12    The Minister also submits that grounds 5 and 6 have no merit, referring to the fact that Mr Shubha could not produce test results in the two years leading up to the making of the visa application proving that he had sufficient competency in English. The Minister submits that there is no arguable error in the Tribunal not providing Mr Shubha additional time to meet the requirements as, in substance, that would have been futile. Moreover, the Minister submits, Mr Shubha was on notice of the English language requirement, which was the dispositive issues in the review, being the same issue as before the delegate: SZBEL v Minister for Immigration and Multicultural and Indigenous Affairs [2006] HCA 63; 228 CLR 152 at [35] (Gleeson CJ, Kirby, Hayne, Callinan and Heydon JJ). As such, Mr Shubha’s complaint that the Tribunal did not provide him an opportunity to give evidence in respect of its adverse findings cannot be sustained.

13    Mr Shubha was unable to counter the Minister’s submissions. The Minister is plainly correct. There is no proper basis to grant leave to rely upon grounds 5 and 6. Accordingly, leave is refused.

The remaining grounds of appeal

Ground 1

14    The first ground of appeal contends Mr Shubha was misled by his migration agent. Based on Mr Shubha’s evidence to the Tribunal this was a complaint that his migration agent misled him as to the English competency test requirements for his visa. The primary judge noted Mr Shubha did not assert fraud against his migration agent and, in any event, it was difficult to see how the agents conduct could ever arise to the level of being a fraud on the Tribunal, given that no agent acted for the appellants at any stage on the Tribunal review. Further, the primary judge recorded that the Tribunal had regard to his explanation 5.

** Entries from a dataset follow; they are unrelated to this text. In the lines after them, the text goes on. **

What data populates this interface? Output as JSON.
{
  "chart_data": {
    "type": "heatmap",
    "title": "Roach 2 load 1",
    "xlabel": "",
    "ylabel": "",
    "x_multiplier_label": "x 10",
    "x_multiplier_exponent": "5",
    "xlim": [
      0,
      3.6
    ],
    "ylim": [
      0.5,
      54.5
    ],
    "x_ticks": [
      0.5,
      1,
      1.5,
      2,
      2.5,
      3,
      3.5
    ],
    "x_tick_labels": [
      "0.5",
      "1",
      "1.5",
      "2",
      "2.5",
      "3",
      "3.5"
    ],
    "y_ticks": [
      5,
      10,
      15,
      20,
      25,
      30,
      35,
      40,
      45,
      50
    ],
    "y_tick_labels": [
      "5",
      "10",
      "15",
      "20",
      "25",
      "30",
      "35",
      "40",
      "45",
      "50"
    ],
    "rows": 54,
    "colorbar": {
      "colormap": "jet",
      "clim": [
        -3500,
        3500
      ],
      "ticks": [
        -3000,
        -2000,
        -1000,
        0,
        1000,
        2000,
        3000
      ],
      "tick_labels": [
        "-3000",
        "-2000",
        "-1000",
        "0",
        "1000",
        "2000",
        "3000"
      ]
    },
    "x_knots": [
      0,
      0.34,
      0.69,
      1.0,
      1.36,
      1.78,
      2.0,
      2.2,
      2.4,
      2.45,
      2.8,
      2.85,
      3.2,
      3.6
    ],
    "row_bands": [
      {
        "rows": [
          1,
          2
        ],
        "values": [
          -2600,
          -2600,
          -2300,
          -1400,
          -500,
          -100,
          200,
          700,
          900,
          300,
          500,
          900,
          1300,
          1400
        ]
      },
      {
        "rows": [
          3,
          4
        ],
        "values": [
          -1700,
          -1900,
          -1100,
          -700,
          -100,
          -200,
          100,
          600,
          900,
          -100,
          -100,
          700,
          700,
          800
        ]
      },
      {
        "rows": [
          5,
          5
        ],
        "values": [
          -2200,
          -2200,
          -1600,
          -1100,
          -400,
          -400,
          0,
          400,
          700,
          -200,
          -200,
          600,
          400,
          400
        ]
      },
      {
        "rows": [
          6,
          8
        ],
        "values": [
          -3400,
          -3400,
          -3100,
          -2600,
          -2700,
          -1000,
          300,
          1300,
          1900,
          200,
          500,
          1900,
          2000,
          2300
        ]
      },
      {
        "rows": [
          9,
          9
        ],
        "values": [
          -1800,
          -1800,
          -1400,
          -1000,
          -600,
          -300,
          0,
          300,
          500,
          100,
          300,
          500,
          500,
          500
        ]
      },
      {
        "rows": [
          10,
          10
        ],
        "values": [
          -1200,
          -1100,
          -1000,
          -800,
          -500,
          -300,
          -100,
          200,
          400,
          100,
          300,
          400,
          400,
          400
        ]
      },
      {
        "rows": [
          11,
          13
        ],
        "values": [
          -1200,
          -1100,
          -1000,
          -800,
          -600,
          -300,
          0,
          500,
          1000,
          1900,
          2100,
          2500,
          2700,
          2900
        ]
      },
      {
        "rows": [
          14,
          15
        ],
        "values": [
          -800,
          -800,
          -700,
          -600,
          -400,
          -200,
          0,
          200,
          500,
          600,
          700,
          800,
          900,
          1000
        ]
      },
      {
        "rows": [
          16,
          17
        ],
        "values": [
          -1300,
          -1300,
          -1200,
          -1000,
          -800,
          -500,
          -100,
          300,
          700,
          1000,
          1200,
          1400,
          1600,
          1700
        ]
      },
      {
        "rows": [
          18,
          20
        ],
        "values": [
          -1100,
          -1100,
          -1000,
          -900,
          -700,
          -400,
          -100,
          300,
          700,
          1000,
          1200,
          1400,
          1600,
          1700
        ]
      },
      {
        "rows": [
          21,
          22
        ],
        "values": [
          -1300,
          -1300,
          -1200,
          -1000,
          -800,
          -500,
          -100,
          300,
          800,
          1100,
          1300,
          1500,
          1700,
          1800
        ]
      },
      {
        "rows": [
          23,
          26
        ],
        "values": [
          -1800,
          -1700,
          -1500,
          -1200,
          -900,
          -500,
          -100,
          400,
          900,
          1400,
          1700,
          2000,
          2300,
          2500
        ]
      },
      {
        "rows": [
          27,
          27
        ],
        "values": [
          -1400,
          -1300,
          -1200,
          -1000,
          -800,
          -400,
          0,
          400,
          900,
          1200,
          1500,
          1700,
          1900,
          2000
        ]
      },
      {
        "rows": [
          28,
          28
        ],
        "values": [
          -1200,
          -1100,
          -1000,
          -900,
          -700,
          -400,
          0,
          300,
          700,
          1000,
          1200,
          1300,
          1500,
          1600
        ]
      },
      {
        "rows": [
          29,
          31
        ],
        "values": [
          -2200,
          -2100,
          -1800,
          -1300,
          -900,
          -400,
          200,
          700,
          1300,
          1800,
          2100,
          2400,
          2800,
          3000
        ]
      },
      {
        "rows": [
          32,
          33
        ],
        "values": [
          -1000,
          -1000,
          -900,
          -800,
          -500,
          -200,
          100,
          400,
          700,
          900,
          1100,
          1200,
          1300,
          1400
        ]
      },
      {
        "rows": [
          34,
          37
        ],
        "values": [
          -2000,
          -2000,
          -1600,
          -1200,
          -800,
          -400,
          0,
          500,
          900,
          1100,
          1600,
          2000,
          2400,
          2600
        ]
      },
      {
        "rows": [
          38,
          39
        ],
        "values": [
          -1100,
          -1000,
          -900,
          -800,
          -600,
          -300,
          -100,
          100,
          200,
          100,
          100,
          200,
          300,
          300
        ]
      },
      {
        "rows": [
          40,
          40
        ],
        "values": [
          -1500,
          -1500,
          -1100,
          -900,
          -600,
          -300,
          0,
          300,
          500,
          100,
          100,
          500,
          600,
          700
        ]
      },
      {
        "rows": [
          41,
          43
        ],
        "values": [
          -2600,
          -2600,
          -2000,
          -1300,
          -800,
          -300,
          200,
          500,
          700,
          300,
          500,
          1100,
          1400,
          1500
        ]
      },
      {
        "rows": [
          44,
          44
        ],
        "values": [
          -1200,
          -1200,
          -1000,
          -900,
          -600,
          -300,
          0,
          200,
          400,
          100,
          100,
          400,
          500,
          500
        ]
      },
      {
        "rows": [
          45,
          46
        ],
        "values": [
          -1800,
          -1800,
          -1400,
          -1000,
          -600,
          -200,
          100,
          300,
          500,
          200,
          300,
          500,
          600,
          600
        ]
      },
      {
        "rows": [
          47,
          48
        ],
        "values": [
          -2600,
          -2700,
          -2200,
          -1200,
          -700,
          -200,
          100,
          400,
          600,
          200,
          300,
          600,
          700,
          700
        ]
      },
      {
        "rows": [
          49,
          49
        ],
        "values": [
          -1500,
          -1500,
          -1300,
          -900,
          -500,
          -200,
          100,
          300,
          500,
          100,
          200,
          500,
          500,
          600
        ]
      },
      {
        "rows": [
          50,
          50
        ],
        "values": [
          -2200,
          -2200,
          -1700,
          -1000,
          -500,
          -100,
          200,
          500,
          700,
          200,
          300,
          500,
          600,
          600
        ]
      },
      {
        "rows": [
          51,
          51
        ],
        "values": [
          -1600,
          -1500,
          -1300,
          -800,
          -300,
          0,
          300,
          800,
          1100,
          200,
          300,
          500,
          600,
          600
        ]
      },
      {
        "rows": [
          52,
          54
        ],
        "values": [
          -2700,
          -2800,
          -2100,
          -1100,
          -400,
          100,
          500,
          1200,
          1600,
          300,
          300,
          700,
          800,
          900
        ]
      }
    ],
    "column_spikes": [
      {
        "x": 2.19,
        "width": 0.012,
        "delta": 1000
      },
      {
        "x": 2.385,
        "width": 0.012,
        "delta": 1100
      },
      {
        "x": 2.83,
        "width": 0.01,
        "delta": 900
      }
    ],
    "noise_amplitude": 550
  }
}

15    It is well-established that allegations of fraud, including migration agent fraud, are serious allegations that must be distinctly pleaded and proved: SZFDE v Minister for Immigration and Citizenship [2007] HCA 35; 232 CLR 189 at [15]. Due to the seriousness of allegations of fraud, the Court must be satisfied that fraudulent conduct has been proved to the level of satisfaction required by Briginshaw v Briginshaw [1938] HCA 34; 60 CLR 336 at 363 and 368; see also Minister for Immigration and Citizenship v SZLIX [2008] FCAFC 17; 245 ALR 501 at [33] (Tamberlin, Finn and Dowsett JJ).

16    The Minister submits the primary judge was correct to hold that Mr Shubha did not clearly plead that his agent committed fraud and that, in any event, the conduct could not give rise to fraud on the Tribunal in circumstances where he did not have an agent at any stage on the Tribunal review for the reasons set out in the primary judgment at [24]–[25]. I agree with that submission. It follows that this ground of appeal must fail.

Grounds 2 and 3

17    The primary judge considered grounds two and three together: PJ at [26]–[27]. The primary judge found that the grounds do not allege error on the part of the Tribunal and, in the absence of particulars to make them meaningful, these grounds had to be dismissed: PJ at [27]. That is undoubtedly correct. It follows that both of these grounds of appeal must fail.

Conclusion

18    The appeal must be dismissed with costs.

I certify that the preceding eighteen (18) numbered paragraphs are a true copy of the Reasons for Judgment of the Honourable Justice Bromwich.